I’m standing at the bar a balanced distance away from the girls. I’m not too close to where I’m creeping them out, but I’m not too far where they won’t notice me. While I wait for the bartender to come my way, I glance at them fleetingly in a way that won’t make it obvious. One of them gives pilates mom, while the other has a septum piercing. I can’t decide which one I should shoot my shot with, so I decide to try my luck and go over there.
Tonight is a good night, I think. Even without a wingman, I’m feeling pretty good. I’ve been spending a lot of time on my physique now that I’m unemployed, and it shows. My hair looks just like the guy on the shampoo bottle and my new twelve-step skincare routine must be doing something. I look around. I suppose up against the other dudes at this bar, my guns are pistols next to their automatics. But, compared to what my arms looked like six months ago, my muscles are practically popping out of my sleeves! Anyway, I’m probably funnier than those ripped guys. I like my chances.

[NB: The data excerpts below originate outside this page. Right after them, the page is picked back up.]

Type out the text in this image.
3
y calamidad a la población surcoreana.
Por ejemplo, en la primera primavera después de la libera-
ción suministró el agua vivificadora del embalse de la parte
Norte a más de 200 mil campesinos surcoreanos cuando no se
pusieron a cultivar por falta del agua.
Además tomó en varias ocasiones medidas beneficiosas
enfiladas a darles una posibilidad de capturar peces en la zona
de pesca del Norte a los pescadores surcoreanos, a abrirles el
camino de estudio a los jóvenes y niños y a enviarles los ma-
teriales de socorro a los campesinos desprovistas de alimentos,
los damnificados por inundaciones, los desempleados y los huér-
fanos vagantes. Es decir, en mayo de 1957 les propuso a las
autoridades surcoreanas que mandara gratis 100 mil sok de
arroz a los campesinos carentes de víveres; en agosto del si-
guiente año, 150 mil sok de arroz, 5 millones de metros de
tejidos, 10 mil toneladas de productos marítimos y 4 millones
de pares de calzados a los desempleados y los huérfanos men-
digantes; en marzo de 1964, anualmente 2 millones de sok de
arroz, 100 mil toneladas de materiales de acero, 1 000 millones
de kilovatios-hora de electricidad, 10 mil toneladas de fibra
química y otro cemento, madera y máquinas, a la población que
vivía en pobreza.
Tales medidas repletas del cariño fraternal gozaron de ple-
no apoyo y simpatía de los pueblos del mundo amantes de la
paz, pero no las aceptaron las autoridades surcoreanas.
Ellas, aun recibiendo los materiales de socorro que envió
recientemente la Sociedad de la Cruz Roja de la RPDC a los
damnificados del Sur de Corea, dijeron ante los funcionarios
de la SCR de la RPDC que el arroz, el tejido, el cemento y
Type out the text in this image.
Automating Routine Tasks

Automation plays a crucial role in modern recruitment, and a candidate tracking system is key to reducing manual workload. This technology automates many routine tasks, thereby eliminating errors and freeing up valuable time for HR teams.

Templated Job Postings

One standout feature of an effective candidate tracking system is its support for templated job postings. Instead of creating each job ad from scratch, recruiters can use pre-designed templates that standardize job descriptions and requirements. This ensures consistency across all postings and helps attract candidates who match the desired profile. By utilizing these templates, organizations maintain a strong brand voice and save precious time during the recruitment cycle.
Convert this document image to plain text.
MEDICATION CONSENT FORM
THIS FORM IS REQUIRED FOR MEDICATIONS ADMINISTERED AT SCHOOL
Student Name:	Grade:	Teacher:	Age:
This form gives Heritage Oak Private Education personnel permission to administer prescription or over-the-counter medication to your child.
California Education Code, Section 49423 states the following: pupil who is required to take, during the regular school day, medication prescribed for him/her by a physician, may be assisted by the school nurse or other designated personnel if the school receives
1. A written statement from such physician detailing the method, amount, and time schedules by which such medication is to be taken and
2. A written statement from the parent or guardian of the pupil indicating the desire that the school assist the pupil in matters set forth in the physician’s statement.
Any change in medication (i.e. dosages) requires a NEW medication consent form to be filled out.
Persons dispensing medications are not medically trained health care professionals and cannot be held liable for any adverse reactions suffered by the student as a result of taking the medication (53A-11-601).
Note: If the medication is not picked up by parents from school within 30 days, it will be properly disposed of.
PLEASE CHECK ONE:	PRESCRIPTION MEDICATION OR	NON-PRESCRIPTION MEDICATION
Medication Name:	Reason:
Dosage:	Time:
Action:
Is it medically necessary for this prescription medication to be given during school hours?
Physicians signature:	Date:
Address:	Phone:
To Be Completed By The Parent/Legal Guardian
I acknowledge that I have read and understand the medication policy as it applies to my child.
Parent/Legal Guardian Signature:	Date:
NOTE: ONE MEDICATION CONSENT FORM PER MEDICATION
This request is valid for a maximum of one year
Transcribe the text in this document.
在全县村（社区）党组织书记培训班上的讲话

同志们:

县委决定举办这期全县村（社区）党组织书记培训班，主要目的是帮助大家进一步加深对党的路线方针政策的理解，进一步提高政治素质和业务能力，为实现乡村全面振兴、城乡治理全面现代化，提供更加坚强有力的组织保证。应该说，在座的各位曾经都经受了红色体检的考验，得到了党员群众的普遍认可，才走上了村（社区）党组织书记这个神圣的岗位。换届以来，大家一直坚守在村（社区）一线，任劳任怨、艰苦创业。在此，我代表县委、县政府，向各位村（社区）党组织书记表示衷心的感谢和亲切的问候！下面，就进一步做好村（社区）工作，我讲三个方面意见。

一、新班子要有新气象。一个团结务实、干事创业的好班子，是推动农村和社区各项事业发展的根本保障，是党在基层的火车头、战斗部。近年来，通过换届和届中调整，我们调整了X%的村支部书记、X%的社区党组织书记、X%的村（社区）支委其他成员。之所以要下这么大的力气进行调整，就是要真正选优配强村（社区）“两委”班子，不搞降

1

I’m next to septum girl, and I’m about to drop the pickup line of the century when the baseline seeps into my eardrums. It’s an iconic, treble-y line fingered high up the neck. It soars while the drums hold down a clean rock groove, and the flanged out guitars wash the perimeters of the sound map. I wouldn’t mistake that intro anywhere. It’s Concrete Seconds by Pinback.
I’m standing in front of these girls and my mouth is open, but the words have been snatched from my throat and I’m in fucking Tuvalu.
Sitting at a bus stop
Trying to take my shoes off
But my laces are all knots and you
Looking for an answer to an old question
So easy I can’t explain it
And anything I say to you is gonna come out wrong anyway
I shut my gaping mouth and turn away from the girls. I urgently flag the bartender down and get two more beers, not daring to look in their direction. I scurry back to our table. I just about slam the bottles down on Liam’s coaster. “There you go,” I mutter. I slump in my chair, arms crossed, and take a big gulp.
Anything I say to you will probably come out wrong anyway
“Please, Rory. I’ve never asked you for anything, all these years. This will be the last one you’ll ever work on. I’m just asking you to think about it.”
I sigh. “Alright, fine. I’ll think about it.”
Anything I say to you is gonna come out wrong anyway
I turn back around to look at the girls. There’s two bros talking them up, and their glasses are filled with fresh margaritas.